Forum Discussion
Altera_Forum
Honored Contributor
13 years agoOkay, then …
A device-to-device transaction is in no way different from a device-to-main-memory transaction, it’s just the preparation that is different. Say, you want to transfer data from FPGA1 to FPGA2.- First you have to get hold of the FPGA2 PCI address assigned to its target BAR, say, BAR2. The BARs are typically visible to the driver of FPGA2 (only), but it has to be transported to the driver of FPGA1.
- This communication can be set up in user space or in kernel space, depending on the actual needs.
- As a result, driver1 knows the destination memory region BAR2 of FPGA2, and it communicates it to FPGA1, say, via MMIO register accesses. It could also setup a descriptor-like table in main memory or even on the FPGA2 device.
- A different approach would be to indicate the PCI ID of FPGA2 to FPGA2, and let the two devices exchange their BAR addresses via PCI Message TLPs with Device Routing. Once assigned by the driver, the BARs can be fetched from the Hard IP Configuration space.
- FPGA1 can now write data – even as big chunks – to FPGA2 by using the indicated addresses. This is done by standard Write TLPs, the same ones as used when writing to main memory. You can and probably should use transfer acceleration features like Relaxed Ordering for data transfers, and strict ordering for ‘commit’ messages, just like you do when writing data to main memory.
- BAR2 of FPGA2 might be cachable, so be prepared for write transaction combining and collapsing, done by the IDT Switch. Send your ‘commit’ messages to a non-cachable BAR (like BAR0) of FPGA2 if this could harm the communication handshake.
- FPGA2 now receives large Write TLPs – something that doesn’t happen when only the CPU issues 4 to 8 bytes maximum requests.
- FPGA2 might want to respond in some way, semantically – remember, write TLPs are not followed by completions – so you need a custom method. If it is just some kind of simple Acknowledgment, sending it to the driver and let the user code handle this data direction might be sufficient. In the other case where both directions should carry significant amounts of bandwidth, a BAR on FPGA1 might be indicated to FPGA2 as well. This BAR address exchange could be done in the same way as described above, using either driver-level or device-level setup.

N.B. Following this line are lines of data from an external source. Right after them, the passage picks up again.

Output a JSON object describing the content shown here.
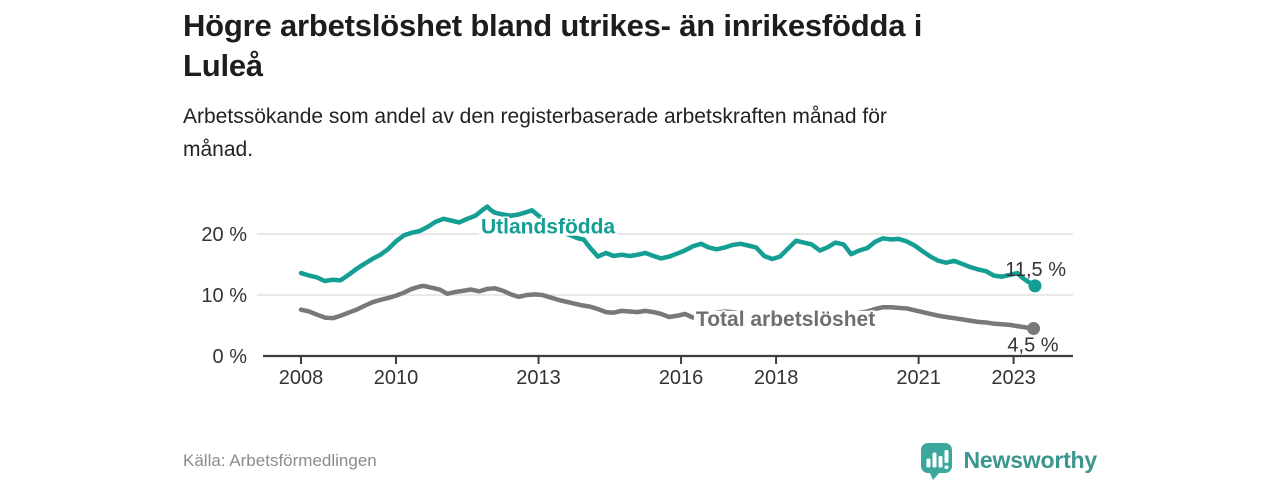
{
  "header": {
    "title_lines": [
      "Högre arbetslöshet bland utrikes- än inrikesfödda i",
      "Luleå"
    ],
    "subtitle_lines": [
      "Arbetssökande som andel av den registerbaserade arbetskraften månad för",
      "månad."
    ]
  },
  "footer": {
    "source": "Källa: Arbetsförmedlingen",
    "brand": "Newsworthy"
  },
  "colors": {
    "accent_teal": "#149E94",
    "line_gray": "#787878",
    "label_gray": "#6f6f6f",
    "grid": "#dcdcdc",
    "axis": "#3d3d3d",
    "axis_text": "#333333",
    "end_label_text": "#333333",
    "logo_teal": "#3BA79D",
    "logo_text": "#3A968E"
  },
  "chart_data": {
    "type": "line",
    "unit": "%",
    "xlim": [
      2007.2,
      2024.25
    ],
    "ylim": [
      0,
      25.5
    ],
    "grid": "horizontal",
    "y_ticks": [
      {
        "value": 0,
        "label": "0 %"
      },
      {
        "value": 10,
        "label": "10 %"
      },
      {
        "value": 20,
        "label": "20 %"
      }
    ],
    "x_ticks": [
      {
        "value": 2008,
        "label": "2008"
      },
      {
        "value": 2010,
        "label": "2010"
      },
      {
        "value": 2013,
        "label": "2013"
      },
      {
        "value": 2016,
        "label": "2016"
      },
      {
        "value": 2018,
        "label": "2018"
      },
      {
        "value": 2021,
        "label": "2021"
      },
      {
        "value": 2023,
        "label": "2023"
      }
    ],
    "series": [
      {
        "name": "Utlandsfödda",
        "color_key": "accent_teal",
        "label_color_key": "accent_teal",
        "label_at": {
          "x": 2013.2,
          "y": 21.2
        },
        "end_label": "11,5 %",
        "end_label_side": "above",
        "points": [
          [
            2008.0,
            13.6
          ],
          [
            2008.17,
            13.2
          ],
          [
            2008.33,
            12.9
          ],
          [
            2008.5,
            12.3
          ],
          [
            2008.67,
            12.5
          ],
          [
            2008.83,
            12.4
          ],
          [
            2009.0,
            13.3
          ],
          [
            2009.17,
            14.3
          ],
          [
            2009.33,
            15.1
          ],
          [
            2009.5,
            15.9
          ],
          [
            2009.67,
            16.6
          ],
          [
            2009.83,
            17.5
          ],
          [
            2010.0,
            18.8
          ],
          [
            2010.17,
            19.8
          ],
          [
            2010.33,
            20.2
          ],
          [
            2010.5,
            20.5
          ],
          [
            2010.67,
            21.2
          ],
          [
            2010.83,
            22.0
          ],
          [
            2011.0,
            22.5
          ],
          [
            2011.17,
            22.2
          ],
          [
            2011.33,
            21.9
          ],
          [
            2011.5,
            22.5
          ],
          [
            2011.67,
            23.0
          ],
          [
            2011.83,
            24.0
          ],
          [
            2011.92,
            24.5
          ],
          [
            2012.0,
            23.9
          ],
          [
            2012.08,
            23.5
          ],
          [
            2012.25,
            23.2
          ],
          [
            2012.42,
            23.0
          ],
          [
            2012.58,
            23.2
          ],
          [
            2012.75,
            23.6
          ],
          [
            2012.86,
            23.9
          ],
          [
            2013.0,
            23.0
          ],
          [
            2013.17,
            22.0
          ],
          [
            2013.33,
            21.0
          ],
          [
            2013.5,
            20.3
          ],
          [
            2013.67,
            19.8
          ],
          [
            2013.83,
            19.3
          ],
          [
            2013.95,
            19.1
          ],
          [
            2014.08,
            17.8
          ],
          [
            2014.25,
            16.3
          ],
          [
            2014.42,
            16.9
          ],
          [
            2014.58,
            16.4
          ],
          [
            2014.75,
            16.6
          ],
          [
            2014.92,
            16.4
          ],
          [
            2015.08,
            16.6
          ],
          [
            2015.25,
            16.9
          ],
          [
            2015.42,
            16.4
          ],
          [
            2015.58,
            16.0
          ],
          [
            2015.75,
            16.3
          ],
          [
            2015.92,
            16.8
          ],
          [
            2016.08,
            17.3
          ],
          [
            2016.25,
            18.0
          ],
          [
            2016.42,
            18.4
          ],
          [
            2016.58,
            17.8
          ],
          [
            2016.75,
            17.5
          ],
          [
            2016.92,
            17.8
          ],
          [
            2017.08,
            18.2
          ],
          [
            2017.25,
            18.4
          ],
          [
            2017.42,
            18.1
          ],
          [
            2017.58,
            17.8
          ],
          [
            2017.75,
            16.4
          ],
          [
            2017.92,
            15.9
          ],
          [
            2018.08,
            16.3
          ],
          [
            2018.25,
            17.6
          ],
          [
            2018.42,
            18.9
          ],
          [
            2018.58,
            18.6
          ],
          [
            2018.75,
            18.3
          ],
          [
            2018.92,
            17.3
          ],
          [
            2019.08,
            17.8
          ],
          [
            2019.25,
            18.6
          ],
          [
            2019.42,
            18.3
          ],
          [
            2019.58,
            16.7
          ],
          [
            2019.75,
            17.3
          ],
          [
            2019.92,
            17.7
          ],
          [
            2020.08,
            18.7
          ],
          [
            2020.25,
            19.3
          ],
          [
            2020.42,
            19.1
          ],
          [
            2020.58,
            19.2
          ],
          [
            2020.75,
            18.8
          ],
          [
            2020.92,
            18.1
          ],
          [
            2021.08,
            17.2
          ],
          [
            2021.25,
            16.3
          ],
          [
            2021.42,
            15.6
          ],
          [
            2021.58,
            15.3
          ],
          [
            2021.75,
            15.6
          ],
          [
            2021.92,
            15.1
          ],
          [
            2022.08,
            14.6
          ],
          [
            2022.25,
            14.2
          ],
          [
            2022.42,
            13.9
          ],
          [
            2022.58,
            13.2
          ],
          [
            2022.75,
            13.0
          ],
          [
            2022.92,
            13.3
          ],
          [
            2023.08,
            13.6
          ],
          [
            2023.17,
            12.9
          ],
          [
            2023.3,
            12.2
          ],
          [
            2023.42,
            11.7
          ],
          [
            2023.45,
            11.5
          ]
        ]
      },
      {
        "name": "Total arbetslöshet",
        "color_key": "line_gray",
        "label_color_key": "label_gray",
        "label_at": {
          "x": 2018.2,
          "y": 6.1
        },
        "end_label": "4,5 %",
        "end_label_side": "below",
        "points": [
          [
            2008.0,
            7.6
          ],
          [
            2008.17,
            7.3
          ],
          [
            2008.33,
            6.8
          ],
          [
            2008.5,
            6.3
          ],
          [
            2008.67,
            6.2
          ],
          [
            2008.83,
            6.6
          ],
          [
            2009.0,
            7.1
          ],
          [
            2009.17,
            7.6
          ],
          [
            2009.33,
            8.2
          ],
          [
            2009.5,
            8.8
          ],
          [
            2009.67,
            9.2
          ],
          [
            2009.83,
            9.5
          ],
          [
            2010.0,
            9.9
          ],
          [
            2010.17,
            10.4
          ],
          [
            2010.33,
            11.0
          ],
          [
            2010.5,
            11.4
          ],
          [
            2010.58,
            11.5
          ],
          [
            2010.75,
            11.2
          ],
          [
            2010.92,
            10.9
          ],
          [
            2011.08,
            10.2
          ],
          [
            2011.25,
            10.5
          ],
          [
            2011.42,
            10.7
          ],
          [
            2011.58,
            10.9
          ],
          [
            2011.75,
            10.6
          ],
          [
            2011.92,
            11.0
          ],
          [
            2012.08,
            11.1
          ],
          [
            2012.25,
            10.7
          ],
          [
            2012.42,
            10.1
          ],
          [
            2012.58,
            9.7
          ],
          [
            2012.75,
            10.0
          ],
          [
            2012.92,
            10.1
          ],
          [
            2013.08,
            10.0
          ],
          [
            2013.25,
            9.6
          ],
          [
            2013.42,
            9.2
          ],
          [
            2013.58,
            8.9
          ],
          [
            2013.75,
            8.6
          ],
          [
            2013.92,
            8.3
          ],
          [
            2014.08,
            8.1
          ],
          [
            2014.25,
            7.7
          ],
          [
            2014.42,
            7.2
          ],
          [
            2014.58,
            7.1
          ],
          [
            2014.75,
            7.4
          ],
          [
            2014.92,
            7.3
          ],
          [
            2015.08,
            7.2
          ],
          [
            2015.25,
            7.4
          ],
          [
            2015.42,
            7.2
          ],
          [
            2015.58,
            6.9
          ],
          [
            2015.75,
            6.4
          ],
          [
            2015.92,
            6.6
          ],
          [
            2016.08,
            6.9
          ],
          [
            2016.25,
            6.3
          ],
          [
            2016.42,
            6.5
          ],
          [
            2016.58,
            6.9
          ],
          [
            2016.75,
            7.1
          ],
          [
            2016.92,
            7.3
          ],
          [
            2017.08,
            7.2
          ],
          [
            2017.25,
            7.0
          ],
          [
            2017.42,
            6.8
          ],
          [
            2017.58,
            6.6
          ],
          [
            2017.75,
            6.4
          ],
          [
            2017.92,
            6.3
          ],
          [
            2018.08,
            6.4
          ],
          [
            2018.25,
            6.6
          ],
          [
            2018.42,
            6.9
          ],
          [
            2018.58,
            7.0
          ],
          [
            2018.75,
            6.9
          ],
          [
            2018.92,
            6.7
          ],
          [
            2019.08,
            6.5
          ],
          [
            2019.25,
            6.6
          ],
          [
            2019.42,
            6.8
          ],
          [
            2019.58,
            6.9
          ],
          [
            2019.75,
            7.1
          ],
          [
            2019.92,
            7.3
          ],
          [
            2020.08,
            7.7
          ],
          [
            2020.25,
            8.0
          ],
          [
            2020.42,
            8.0
          ],
          [
            2020.58,
            7.9
          ],
          [
            2020.75,
            7.8
          ],
          [
            2020.92,
            7.5
          ],
          [
            2021.08,
            7.2
          ],
          [
            2021.25,
            6.9
          ],
          [
            2021.42,
            6.6
          ],
          [
            2021.58,
            6.4
          ],
          [
            2021.75,
            6.2
          ],
          [
            2021.92,
            6.0
          ],
          [
            2022.08,
            5.8
          ],
          [
            2022.25,
            5.6
          ],
          [
            2022.42,
            5.5
          ],
          [
            2022.58,
            5.3
          ],
          [
            2022.75,
            5.2
          ],
          [
            2022.92,
            5.1
          ],
          [
            2023.08,
            4.9
          ],
          [
            2023.25,
            4.7
          ],
          [
            2023.42,
            4.5
          ]
        ]
      }
    ]
  }
}
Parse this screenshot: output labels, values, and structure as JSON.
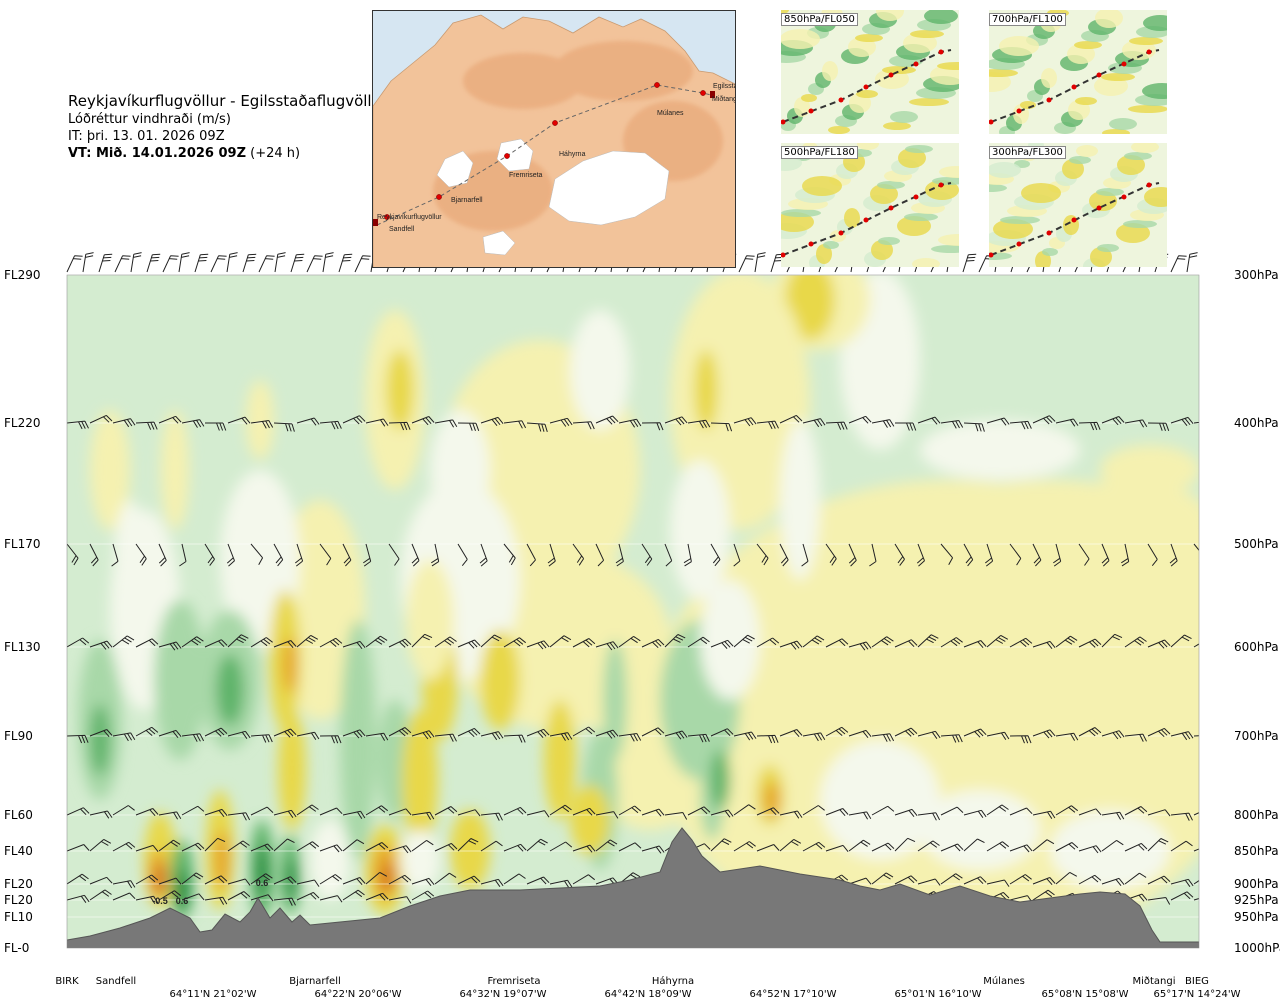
{
  "header": {
    "title": "Reykjavíkurflugvöllur - Egilsstaðaflugvöllur",
    "subtitle": "Lóðréttur vindhraði (m/s)",
    "issue_time": "IT: þri. 13. 01. 2026 09Z",
    "valid_prefix": "VT: Mið. 14.01.2026 09Z",
    "valid_suffix": "(+24 h)"
  },
  "map": {
    "places": [
      "Reykjavíkurflugvöllur",
      "Sandfell",
      "Bjarnarfell",
      "Fremriseta",
      "Háhyrna",
      "Múlanes",
      "Egilsstaðir",
      "Miðtangi"
    ]
  },
  "panels": [
    "850hPa/FL050",
    "700hPa/FL100",
    "500hPa/FL180",
    "300hPa/FL300"
  ],
  "chart_data": {
    "type": "heatmap",
    "title": "Reykjavíkurflugvöllur - Egilsstaðaflugvöllur",
    "variable": "Lóðréttur vindhraði (m/s)",
    "levels": [
      {
        "fl": "FL290",
        "hpa": "300hPa",
        "p": 300
      },
      {
        "fl": "FL220",
        "hpa": "400hPa",
        "p": 400
      },
      {
        "fl": "FL170",
        "hpa": "500hPa",
        "p": 500
      },
      {
        "fl": "FL130",
        "hpa": "600hPa",
        "p": 600
      },
      {
        "fl": "FL90",
        "hpa": "700hPa",
        "p": 700
      },
      {
        "fl": "FL60",
        "hpa": "800hPa",
        "p": 800
      },
      {
        "fl": "FL40",
        "hpa": "850hPa",
        "p": 850
      },
      {
        "fl": "FL20",
        "hpa": "900hPa",
        "p": 900
      },
      {
        "fl": "FL20",
        "hpa": "925hPa",
        "p": 925
      },
      {
        "fl": "FL10",
        "hpa": "950hPa",
        "p": 950
      },
      {
        "fl": "FL-0",
        "hpa": "1000hPa",
        "p": 1000
      }
    ],
    "stations": [
      "BIRK",
      "Sandfell",
      "Bjarnarfell",
      "Fremriseta",
      "Háhyrna",
      "Múlanes",
      "Miðtangi",
      "BIEG"
    ],
    "coordinates": [
      "64°11'N 21°02'W",
      "64°22'N 20°06'W",
      "64°32'N 19°07'W",
      "64°42'N 18°09'W",
      "64°52'N 17°10'W",
      "65°01'N 16°10'W",
      "65°08'N 15°08'W",
      "65°17'N 14°24'W"
    ],
    "annotations": [
      "-0.5",
      "0.6",
      "0.6"
    ],
    "colors": {
      "strong_up": "#1f8a3a",
      "up": "#5fb46a",
      "weak_up": "#a8d8a8",
      "near_zero_up": "#d4ecd0",
      "near_zero_down": "#f5f1b0",
      "weak_down": "#e8d84a",
      "down": "#e6a42a",
      "strong_down": "#d4661a",
      "terrain": "#787878"
    }
  }
}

- FPGA1 could even issue read requests to FPGA2 which request large amounts of data, probably requiring multiple completions to do, so the design might need a change, compared to simple one-word CPU requests, for this to work reliably under all load conditions.
- Remember that PCI devices may come and go. Try maintaining good communication with the driver regarding the other FPGA’s presence state. Be prepared for integrating timeout mechanisms.